Job in Melbourne, Brevard County, Florida, 32935, USA
Listing for: Circles Of Care
Full Time position
Listed on 2026-03-05
Job specializations:
  • Healthcare
    Medical Billing and Coding, Healthcare Administration, Healthcare Management, Healthcare Compliance
Salary/Wage Range or Industry Benchmark: 60000 - 80000 USD Yearly USD 60000.00 80000.00 YEAR
Job Description & How to Apply Below

Description and Purpose

The Billing Specialist is responsible for managing all aspects of the billing, claims, and revenue cycle management processes within the behavioral health setting. This role ensures accurate and timely submission of claims, payment posting, account reconciliation, and follow‑up on denied claims. Billing Specialist must have strong working knowledge of Medicare, Medicaid, and commercial insurance billing rules, as well as experience in working with CPT/HCPCS coding.

The ideal candidate is detail‑oriented, organized, and able to work independently.

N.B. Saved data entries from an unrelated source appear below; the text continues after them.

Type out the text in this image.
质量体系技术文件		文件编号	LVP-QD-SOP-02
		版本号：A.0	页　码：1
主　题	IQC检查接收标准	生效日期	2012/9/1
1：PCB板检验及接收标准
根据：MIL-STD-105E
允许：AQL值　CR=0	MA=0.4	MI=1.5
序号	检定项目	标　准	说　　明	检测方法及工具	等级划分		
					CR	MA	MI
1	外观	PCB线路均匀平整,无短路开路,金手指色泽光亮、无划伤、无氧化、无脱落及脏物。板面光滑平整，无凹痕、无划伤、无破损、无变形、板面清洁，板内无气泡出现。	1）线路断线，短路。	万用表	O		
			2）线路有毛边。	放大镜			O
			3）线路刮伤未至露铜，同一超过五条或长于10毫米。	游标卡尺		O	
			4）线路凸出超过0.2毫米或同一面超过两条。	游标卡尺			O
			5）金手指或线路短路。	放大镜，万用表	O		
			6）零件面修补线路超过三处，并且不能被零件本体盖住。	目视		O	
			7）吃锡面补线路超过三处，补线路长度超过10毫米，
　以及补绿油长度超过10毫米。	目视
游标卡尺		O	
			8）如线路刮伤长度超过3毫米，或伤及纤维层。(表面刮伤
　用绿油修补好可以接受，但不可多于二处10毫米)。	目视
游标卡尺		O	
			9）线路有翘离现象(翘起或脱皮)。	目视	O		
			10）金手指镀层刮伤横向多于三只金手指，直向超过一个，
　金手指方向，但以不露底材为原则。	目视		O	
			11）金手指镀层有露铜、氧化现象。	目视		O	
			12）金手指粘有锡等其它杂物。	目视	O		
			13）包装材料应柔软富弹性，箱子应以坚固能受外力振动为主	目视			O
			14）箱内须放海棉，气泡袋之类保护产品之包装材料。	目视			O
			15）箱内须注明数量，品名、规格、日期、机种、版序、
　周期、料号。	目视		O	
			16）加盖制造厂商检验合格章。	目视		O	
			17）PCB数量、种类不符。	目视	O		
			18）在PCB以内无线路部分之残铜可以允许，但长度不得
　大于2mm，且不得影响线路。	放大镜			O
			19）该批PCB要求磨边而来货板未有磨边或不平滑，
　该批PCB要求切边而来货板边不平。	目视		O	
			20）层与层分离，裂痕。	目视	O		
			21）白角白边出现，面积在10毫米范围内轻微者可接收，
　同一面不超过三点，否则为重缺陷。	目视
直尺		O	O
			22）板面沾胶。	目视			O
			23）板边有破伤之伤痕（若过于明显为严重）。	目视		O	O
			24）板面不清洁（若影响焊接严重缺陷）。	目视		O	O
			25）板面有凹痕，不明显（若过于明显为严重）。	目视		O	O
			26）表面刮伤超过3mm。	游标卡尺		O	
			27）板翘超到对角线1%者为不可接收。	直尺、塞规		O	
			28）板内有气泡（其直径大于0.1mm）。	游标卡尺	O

Billing Specialist will also cross train to provide occasional coverage support for front lobby reception desk.

Qualifications
  • Bachelor degree in related field is preferred
  • At least two (2) years of insurance billing and claims management experience working within Electronic Medical Records (EMR) Systems; behavioral health billing experience a plus.
  • Working knowledge of Medicare and Medicaid billing rules and regulations
  • Familiarity with CPT, ICD-10, and HCPCS coding for behavioral health services strongly preferred
  • Proficiency in Microsoft Office Suite (especially Excel) is preferred
  • Strong communication, organization, and time management skills
  • Ability to manage and prioritize multiple tasks and problem‑solve independently
Patient Account Representative Duties and Responsibilities
  • Responsible for all billing workflow duties, including but not limited to: pre‑billing reviews, batch and send out claims, manage payments and Explanation of Benefits (EOB), resolve claim denial issues, record adjustments and write‑offs, and maintain accuracy in patient data and balances.
  • Assists in monthly reconciliation of insurance and patient payments
  • Manage denied claims, handle claim appeals and resubmissions, and resolve unpaid claims with insurance companies and patients
  • Handles patient inquiries regarding billing and charges
  • Manage patient accounts and patient payments and send out collection letters
  • Assist with revenue cycle management, insurance contractual obligation issues, medical record reviews, and facility/provider credentialing as needed
  • Support Admission functions and provide occasional front desk coverage
  • Other duties as assigned

Full‑time position!!!

Benefits include
  • 26 paid days off (PTO) per year to start! PTO increases over time up to 44 days per year!!
    • Sell back PTO at 100% value!
  • Health insurance
  • Vision
  • Dental
  • Short‑term disability
  • Supplemental life insurance
  • Life insurance is provided at 3 times your annual salary!
  • Long‑term disability is provided!
  • Company‑sponsored 401(a), funded at 8.5% to start!! Increase to 14.5% over time.